Personal information
- Home town: Antioch, Illinois, U.S.
- Education: University of Illinois

Sport
- Country: United States
- Sport: Para cross-country skiing
- Disability: Blindness
- Disability class: B2

Medal record
Representing United States
Women's para cross-country skiing
Winter Paralympics
| Silver medal – second place | 1984 Innsbruck | Women's 4x5 km relay B1-2 |

= Laura Oftedahl =

American paralympic cross-country skier

Laura Oftedahl is an American former para cross-country skier who represented the United States at the 1984 and 1988 Winter Paralympics. She won a silver medal in the women's 4x5 km relay B1-2 for visually impaired skiers at the 1984 Winter Paralympics.

==Early and personal life==
Oftedahl grew up in Antioch, Illinois. She was technically blind since birth, as she had only limited perception of light and shadows. She graduated from the University of Illinois and subsequently worked as a radio jockey in West Palm Beach, Florida, and Beloit, Wisconsin. In 1981, she moved to the Washington metropolitan area to work in public relations department of the American Council of the Blind.

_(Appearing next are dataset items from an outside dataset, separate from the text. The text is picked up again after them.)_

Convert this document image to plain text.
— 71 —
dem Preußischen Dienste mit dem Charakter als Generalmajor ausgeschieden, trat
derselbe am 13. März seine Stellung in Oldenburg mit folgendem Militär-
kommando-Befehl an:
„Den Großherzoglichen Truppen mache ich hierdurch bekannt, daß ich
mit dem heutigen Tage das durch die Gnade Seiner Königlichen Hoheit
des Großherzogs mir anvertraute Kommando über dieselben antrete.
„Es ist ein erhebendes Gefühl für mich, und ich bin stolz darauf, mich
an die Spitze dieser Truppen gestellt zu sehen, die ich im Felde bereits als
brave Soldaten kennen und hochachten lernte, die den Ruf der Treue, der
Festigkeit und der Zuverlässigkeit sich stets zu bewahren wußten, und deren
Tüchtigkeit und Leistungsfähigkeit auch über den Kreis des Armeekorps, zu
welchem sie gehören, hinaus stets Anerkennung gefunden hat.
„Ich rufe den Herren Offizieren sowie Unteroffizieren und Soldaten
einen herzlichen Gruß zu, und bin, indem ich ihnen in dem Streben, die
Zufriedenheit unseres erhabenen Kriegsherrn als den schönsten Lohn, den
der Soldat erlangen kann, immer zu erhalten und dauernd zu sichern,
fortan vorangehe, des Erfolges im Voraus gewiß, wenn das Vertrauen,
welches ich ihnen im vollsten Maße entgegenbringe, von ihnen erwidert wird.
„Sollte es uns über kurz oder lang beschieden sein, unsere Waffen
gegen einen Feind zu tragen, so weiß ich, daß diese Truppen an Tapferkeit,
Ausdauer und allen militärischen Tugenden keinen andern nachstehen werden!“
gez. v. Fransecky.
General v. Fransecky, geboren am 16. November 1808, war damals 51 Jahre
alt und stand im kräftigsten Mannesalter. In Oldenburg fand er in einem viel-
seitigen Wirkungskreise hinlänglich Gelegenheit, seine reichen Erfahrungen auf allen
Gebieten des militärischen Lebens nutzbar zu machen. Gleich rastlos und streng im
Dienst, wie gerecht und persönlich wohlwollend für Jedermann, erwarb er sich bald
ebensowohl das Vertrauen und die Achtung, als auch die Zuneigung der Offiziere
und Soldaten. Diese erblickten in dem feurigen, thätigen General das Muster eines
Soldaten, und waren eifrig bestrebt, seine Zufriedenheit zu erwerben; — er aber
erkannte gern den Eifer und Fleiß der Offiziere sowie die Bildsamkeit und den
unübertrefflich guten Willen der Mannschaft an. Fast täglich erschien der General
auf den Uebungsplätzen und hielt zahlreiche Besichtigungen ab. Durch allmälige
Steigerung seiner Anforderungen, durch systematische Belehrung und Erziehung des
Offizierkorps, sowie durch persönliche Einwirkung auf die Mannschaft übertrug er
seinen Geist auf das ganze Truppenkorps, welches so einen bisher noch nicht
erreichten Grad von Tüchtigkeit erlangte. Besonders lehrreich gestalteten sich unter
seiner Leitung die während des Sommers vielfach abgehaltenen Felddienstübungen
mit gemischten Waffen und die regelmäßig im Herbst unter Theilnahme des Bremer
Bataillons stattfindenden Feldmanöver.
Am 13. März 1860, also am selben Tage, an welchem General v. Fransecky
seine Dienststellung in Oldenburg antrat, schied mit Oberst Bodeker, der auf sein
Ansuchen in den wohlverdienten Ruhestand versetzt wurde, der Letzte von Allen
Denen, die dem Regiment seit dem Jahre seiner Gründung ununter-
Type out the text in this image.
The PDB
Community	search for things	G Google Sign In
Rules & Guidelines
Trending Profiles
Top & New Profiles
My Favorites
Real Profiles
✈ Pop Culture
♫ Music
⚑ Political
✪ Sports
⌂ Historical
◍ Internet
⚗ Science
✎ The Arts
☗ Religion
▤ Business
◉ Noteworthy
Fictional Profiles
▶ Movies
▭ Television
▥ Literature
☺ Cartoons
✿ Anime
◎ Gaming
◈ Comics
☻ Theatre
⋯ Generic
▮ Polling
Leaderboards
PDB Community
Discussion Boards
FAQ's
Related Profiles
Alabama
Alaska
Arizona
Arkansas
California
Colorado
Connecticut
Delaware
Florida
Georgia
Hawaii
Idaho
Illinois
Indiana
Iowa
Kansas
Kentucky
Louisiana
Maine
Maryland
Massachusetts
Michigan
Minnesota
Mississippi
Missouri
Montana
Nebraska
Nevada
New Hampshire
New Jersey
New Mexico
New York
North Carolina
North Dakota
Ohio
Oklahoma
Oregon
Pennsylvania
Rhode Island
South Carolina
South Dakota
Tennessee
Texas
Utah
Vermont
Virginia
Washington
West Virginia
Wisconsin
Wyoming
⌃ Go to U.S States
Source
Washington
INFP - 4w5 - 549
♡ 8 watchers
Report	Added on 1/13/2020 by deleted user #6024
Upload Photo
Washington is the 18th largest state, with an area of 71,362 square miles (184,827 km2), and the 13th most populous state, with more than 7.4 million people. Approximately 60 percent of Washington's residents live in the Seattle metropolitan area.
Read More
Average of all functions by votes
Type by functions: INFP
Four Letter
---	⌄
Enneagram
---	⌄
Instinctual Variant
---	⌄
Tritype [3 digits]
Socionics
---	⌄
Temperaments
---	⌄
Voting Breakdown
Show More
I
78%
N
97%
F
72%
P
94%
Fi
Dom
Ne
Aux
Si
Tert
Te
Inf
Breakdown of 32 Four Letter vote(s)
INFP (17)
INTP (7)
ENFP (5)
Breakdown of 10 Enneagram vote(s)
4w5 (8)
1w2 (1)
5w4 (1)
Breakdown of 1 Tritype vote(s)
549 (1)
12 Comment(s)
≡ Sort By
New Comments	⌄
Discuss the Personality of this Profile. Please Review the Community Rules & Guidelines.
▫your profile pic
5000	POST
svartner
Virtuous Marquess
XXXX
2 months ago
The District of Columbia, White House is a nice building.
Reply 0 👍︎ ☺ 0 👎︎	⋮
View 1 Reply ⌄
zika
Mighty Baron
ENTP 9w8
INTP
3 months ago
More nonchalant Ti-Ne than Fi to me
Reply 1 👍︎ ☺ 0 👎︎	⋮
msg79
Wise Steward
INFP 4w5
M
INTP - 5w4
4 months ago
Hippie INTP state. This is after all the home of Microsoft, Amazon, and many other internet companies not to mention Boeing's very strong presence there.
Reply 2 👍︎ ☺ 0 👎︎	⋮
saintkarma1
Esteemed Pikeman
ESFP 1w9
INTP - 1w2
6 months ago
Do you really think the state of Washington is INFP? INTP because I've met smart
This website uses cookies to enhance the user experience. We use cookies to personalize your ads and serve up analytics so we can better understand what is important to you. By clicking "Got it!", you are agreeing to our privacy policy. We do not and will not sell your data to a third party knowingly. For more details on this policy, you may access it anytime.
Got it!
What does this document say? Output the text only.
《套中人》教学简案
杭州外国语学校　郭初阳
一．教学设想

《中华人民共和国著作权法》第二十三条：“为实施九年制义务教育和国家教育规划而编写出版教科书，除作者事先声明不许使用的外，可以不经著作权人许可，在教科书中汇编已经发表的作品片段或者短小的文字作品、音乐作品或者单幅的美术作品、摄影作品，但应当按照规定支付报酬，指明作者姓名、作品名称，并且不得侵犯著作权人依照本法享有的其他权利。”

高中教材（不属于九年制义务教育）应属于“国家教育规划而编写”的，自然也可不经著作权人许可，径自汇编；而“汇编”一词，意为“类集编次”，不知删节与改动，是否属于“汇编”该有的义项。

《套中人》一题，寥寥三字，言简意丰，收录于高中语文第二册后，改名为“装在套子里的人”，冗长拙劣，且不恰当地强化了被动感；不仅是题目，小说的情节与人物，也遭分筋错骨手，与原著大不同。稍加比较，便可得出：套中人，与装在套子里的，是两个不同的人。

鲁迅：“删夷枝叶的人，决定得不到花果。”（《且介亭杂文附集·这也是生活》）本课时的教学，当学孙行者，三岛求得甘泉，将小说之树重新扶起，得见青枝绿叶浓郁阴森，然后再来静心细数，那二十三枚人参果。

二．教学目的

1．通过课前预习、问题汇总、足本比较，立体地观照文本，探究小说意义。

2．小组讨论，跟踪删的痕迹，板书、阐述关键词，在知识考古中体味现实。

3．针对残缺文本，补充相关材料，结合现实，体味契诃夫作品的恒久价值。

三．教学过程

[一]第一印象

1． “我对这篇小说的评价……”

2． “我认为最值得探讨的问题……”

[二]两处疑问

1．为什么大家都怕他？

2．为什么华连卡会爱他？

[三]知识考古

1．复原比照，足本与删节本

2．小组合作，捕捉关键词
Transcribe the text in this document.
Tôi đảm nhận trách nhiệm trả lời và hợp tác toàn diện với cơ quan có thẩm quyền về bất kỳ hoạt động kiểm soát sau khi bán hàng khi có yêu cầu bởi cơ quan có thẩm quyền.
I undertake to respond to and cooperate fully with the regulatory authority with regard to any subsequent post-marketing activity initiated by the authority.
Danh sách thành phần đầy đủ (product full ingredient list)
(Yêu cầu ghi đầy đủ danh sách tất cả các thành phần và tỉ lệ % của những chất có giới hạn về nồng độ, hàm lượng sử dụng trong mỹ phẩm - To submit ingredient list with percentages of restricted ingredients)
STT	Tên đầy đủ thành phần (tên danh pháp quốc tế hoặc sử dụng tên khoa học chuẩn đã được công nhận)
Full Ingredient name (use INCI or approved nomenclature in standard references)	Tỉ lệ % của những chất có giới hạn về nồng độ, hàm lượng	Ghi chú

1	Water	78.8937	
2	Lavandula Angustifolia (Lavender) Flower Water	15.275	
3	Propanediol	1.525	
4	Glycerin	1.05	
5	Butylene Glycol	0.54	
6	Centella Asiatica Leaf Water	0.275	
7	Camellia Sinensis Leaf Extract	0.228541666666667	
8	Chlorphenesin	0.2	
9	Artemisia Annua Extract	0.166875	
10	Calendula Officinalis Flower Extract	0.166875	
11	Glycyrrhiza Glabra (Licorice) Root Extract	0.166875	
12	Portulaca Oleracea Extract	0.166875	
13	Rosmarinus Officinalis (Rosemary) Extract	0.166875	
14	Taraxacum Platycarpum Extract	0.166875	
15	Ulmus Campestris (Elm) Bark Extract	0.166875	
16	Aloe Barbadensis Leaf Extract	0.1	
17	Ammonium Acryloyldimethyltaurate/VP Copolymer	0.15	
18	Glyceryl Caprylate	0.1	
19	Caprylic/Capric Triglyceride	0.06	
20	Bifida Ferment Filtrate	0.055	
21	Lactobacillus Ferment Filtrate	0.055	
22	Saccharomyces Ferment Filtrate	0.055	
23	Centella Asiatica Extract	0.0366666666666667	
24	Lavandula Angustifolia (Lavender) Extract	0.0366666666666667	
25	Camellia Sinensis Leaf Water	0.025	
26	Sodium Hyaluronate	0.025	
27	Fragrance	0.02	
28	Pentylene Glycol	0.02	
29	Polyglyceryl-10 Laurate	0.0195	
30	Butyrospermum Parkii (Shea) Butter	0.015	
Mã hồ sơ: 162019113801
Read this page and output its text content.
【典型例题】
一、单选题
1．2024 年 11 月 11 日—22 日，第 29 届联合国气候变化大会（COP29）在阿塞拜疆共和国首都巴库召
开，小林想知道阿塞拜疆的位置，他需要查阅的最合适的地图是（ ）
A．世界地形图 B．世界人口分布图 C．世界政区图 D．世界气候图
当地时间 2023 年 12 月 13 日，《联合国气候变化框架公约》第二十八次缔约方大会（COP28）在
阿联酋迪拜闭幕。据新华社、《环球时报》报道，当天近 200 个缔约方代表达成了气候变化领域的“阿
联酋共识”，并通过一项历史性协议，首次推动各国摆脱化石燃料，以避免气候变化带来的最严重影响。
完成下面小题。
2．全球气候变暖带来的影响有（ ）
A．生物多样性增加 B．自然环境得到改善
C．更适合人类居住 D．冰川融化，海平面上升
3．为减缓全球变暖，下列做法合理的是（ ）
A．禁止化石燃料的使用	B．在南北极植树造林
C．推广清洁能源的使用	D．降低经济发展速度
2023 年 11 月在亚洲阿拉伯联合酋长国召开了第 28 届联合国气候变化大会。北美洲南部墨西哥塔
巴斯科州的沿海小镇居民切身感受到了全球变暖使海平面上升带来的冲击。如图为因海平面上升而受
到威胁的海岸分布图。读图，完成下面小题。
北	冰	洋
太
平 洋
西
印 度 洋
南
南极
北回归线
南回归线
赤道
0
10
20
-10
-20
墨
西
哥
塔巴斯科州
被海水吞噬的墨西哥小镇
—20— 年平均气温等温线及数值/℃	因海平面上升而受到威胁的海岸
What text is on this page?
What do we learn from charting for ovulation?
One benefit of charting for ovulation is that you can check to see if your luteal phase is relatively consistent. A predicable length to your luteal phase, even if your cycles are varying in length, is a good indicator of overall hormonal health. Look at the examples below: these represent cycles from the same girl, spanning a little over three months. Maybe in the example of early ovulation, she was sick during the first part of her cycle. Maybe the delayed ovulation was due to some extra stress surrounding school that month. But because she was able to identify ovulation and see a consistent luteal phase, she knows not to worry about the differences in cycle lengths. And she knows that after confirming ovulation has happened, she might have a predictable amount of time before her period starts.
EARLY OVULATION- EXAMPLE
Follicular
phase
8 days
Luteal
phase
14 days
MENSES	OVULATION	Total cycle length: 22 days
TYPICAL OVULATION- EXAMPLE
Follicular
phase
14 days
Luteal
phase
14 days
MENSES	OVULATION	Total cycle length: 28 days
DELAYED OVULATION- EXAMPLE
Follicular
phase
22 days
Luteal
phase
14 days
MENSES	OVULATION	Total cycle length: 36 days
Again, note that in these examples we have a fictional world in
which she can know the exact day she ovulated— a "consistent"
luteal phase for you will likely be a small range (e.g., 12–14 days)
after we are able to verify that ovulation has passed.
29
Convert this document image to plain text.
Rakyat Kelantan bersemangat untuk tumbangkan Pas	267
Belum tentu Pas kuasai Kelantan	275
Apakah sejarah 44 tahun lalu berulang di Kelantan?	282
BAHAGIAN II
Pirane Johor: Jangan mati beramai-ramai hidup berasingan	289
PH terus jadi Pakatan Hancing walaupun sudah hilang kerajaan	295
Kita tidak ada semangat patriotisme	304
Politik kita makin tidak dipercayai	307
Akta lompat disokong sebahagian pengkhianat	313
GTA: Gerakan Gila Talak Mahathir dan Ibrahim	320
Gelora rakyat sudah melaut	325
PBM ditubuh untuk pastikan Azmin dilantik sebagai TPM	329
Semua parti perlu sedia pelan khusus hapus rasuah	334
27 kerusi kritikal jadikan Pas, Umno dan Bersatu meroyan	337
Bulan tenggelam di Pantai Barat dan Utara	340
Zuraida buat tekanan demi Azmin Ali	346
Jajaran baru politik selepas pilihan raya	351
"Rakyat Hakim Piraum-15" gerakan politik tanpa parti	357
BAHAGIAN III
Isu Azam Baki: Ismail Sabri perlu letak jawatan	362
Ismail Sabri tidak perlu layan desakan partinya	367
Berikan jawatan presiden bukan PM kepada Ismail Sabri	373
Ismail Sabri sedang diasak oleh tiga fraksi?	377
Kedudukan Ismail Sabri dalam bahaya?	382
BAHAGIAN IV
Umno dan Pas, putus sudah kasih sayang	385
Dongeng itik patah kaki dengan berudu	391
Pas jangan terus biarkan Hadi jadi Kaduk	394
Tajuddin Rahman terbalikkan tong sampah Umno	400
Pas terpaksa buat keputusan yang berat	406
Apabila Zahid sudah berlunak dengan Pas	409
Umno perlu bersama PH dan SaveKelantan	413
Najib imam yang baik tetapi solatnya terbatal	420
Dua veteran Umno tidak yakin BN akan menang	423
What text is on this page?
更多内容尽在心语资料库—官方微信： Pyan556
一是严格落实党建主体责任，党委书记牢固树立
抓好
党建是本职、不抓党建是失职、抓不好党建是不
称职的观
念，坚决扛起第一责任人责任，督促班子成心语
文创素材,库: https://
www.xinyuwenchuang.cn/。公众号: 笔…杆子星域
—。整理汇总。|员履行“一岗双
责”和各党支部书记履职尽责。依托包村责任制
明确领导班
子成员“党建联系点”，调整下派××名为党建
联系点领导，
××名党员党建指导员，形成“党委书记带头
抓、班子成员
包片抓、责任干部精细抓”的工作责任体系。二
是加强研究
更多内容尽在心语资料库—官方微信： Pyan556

Oftedahl took up cross-country skiing in 1980 after learning about the sporting opportunities for blind people from a Braille magazine. She was supported by Ski for Light, an organization which advocated for the physical fitness of blind and differently-able people. Prior to taking up skiing, she had not participated extensively in sports and was obese. She later credited the sport with improving her fitness. Apart from competing in sporting events, she was involved in promoting sporting opportunities for the blind. Oftedahl identifies as LGBTQ.

==Career==
Oftedahl competed in the B2 classification for athletes with visual impairments and partial blindness.She adopted a practice regimen tailored to blind people often involving strength conditioning through running, stationary cycling, and indoor rowing machine. In 1982, she won her first national championship in the 5-kilometer para cross-country skiing event.

Oftedahl represented the United States at the 1984 Winter Paralympics in Innsbruck, Austria. She was part of the four member team that won the silver medal in the women's 4x5 km relay B1-2 for visually impaired skiers. She also took part in the individual 5-kilometer and 10-kilometer races, and was placed in 15th place in both the events.

In 1985, Oftedahl won gold medals in the 5-kilometer and 10-kilometer races at the National Blind Skiing Championships in Duluth, Minnesota, and qualified to represent the United States at the World Blind Skiing Championships. She was part of the three member women's cross-country skiing team of the United States at the 1988 Winter Paralympics held in Innsbruck. Competing in the women's 5 kilometer and 10 kilometer B2 events, she recorded personal-best Paralympic performances and finished tenth in both events. In March 1988, she won a gold medal in the 10-kilometer race, and silver medals in the 5-kolimeter and 15-kilometer races in the National Disabled Cross Country Championships.